Come celebrate the Harvest! Whether in person at church, or online in the evening, do take a moment this coming week to thank God for his provision for you and your family. At Checkendon, we’ll be collecting for The Ways and Means Trust, our local mental health charity, and for Water Aid, the global development agency. Frances and Steve, from the Trust, will also be bringing their produce stall for us to enjoy.
The collection point for the Wallingford Food Bank returns to church at the end of this week. Please leave your donations of tins, packets and jars in the lidded box inside the main church door. Please don’t leave any fresh or chilled food, but you can help recipients to eat healthily by donating goods low in sugar, salt, and additives if at all possible. However, treats, such as chocolate, are nevertheless very welcome. Steve Daniels will empty the box weekly. Many thanks to Steve and Mary for hosting the collection while the church was closed.
Worship Services for Sunday 3rd October.
4pm Harvest Festival Service at St John’s Stoke Row, led by Revd Angela Linton.
11am Harvest Festival Service at Checkendon Church, led by Revd Kevin Davies. With a produce stall from Manor Farm.
6.30pm-7pm. Together at Home. A short evening service to join in with at home (via zoom) with Revd Kevin. 636 645 195 and passcode 000162. Everyone welcome, wherever you are.

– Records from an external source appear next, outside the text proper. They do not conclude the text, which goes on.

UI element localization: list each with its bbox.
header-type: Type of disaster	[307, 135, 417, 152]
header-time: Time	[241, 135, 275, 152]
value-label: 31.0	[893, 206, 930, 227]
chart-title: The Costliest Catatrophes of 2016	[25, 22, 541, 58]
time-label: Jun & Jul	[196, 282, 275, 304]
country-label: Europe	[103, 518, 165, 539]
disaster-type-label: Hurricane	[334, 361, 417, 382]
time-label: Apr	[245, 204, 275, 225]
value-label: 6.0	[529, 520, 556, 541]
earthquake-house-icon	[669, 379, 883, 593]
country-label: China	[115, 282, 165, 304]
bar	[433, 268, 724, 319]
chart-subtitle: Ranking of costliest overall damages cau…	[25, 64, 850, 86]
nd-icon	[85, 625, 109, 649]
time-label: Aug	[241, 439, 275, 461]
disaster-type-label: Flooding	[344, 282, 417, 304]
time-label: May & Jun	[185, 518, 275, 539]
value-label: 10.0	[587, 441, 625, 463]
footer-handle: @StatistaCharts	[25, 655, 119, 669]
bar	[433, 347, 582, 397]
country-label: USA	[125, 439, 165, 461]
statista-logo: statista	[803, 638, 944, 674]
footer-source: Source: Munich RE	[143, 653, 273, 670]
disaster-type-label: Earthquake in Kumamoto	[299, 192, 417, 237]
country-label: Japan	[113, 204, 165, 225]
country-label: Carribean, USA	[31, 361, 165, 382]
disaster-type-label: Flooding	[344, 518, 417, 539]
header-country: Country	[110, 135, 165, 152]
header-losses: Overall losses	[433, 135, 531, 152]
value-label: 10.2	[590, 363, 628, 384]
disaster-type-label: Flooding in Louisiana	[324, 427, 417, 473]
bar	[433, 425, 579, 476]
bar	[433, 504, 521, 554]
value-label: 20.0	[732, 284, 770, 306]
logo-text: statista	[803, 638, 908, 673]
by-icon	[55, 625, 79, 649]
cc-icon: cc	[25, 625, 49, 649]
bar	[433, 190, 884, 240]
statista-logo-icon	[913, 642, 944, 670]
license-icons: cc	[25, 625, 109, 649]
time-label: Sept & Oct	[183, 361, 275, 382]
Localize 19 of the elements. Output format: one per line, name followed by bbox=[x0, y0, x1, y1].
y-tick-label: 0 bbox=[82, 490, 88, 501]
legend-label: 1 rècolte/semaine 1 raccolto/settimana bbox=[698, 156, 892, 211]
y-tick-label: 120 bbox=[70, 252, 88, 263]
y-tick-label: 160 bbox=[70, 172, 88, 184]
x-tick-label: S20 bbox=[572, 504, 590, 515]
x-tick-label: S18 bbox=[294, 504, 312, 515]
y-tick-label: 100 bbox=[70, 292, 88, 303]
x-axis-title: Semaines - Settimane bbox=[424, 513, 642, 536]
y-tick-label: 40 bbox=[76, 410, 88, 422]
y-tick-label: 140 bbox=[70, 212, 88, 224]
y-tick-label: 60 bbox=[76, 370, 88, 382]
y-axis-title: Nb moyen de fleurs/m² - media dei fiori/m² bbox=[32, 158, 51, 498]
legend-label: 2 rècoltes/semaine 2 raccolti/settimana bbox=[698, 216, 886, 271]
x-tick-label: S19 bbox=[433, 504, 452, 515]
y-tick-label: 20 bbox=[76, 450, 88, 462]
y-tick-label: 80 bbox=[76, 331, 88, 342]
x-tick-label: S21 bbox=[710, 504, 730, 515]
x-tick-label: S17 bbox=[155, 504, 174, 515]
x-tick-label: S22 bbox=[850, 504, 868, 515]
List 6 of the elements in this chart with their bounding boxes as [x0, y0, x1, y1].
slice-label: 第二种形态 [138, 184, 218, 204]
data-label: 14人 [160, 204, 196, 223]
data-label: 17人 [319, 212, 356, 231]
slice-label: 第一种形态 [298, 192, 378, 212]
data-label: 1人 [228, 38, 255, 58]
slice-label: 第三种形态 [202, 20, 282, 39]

It is absolutely OK to pass these details onto friends and family, who are very welcome to join us. Other service options can be found on the Langtree Team Ministry Churches website.
The road, untravelled
Sometimes the ironies of the “life we are trying to get back to” beggar belief. We clamour and fight for petrol, in order to go and sit in a log jam of traffic on a road where too many cars clamour and fight for too little space. If it is a really good day, the road will also then be closed, either by protestors, or by the police, or by a workman with a broom. We are told that there is too much Carbon Dioxide in the atmosphere, which I don’t doubt. It is just that industry now can’t seem to find any. All the lorries have gone to look for it, and now they’ve vanished too. Just not on the bit of road you are on. How quickly the lessons of Covid are being forgotten; reducing car use and ownership would not only reduce our reliance upon fossil fuels, but it would mean more time for us to celebrate life. Increasing home working hours and rights has to be the way to go. I don’t believe anyone is called by God to be stuck on a motorway, whether in a vehicle or by superglue. The 20th Century monk, Thomas Merton, once called them “rivers of violence.” They are an icon to the illusion of human freedom that the car represents. As Jeremy Clarkson seems to be finding on his Cotswold farm, freedom is not a matter of speed or power, but it is a matter of the spirit, of hard work held in balance with contemplation and gratitude. (John 8:36).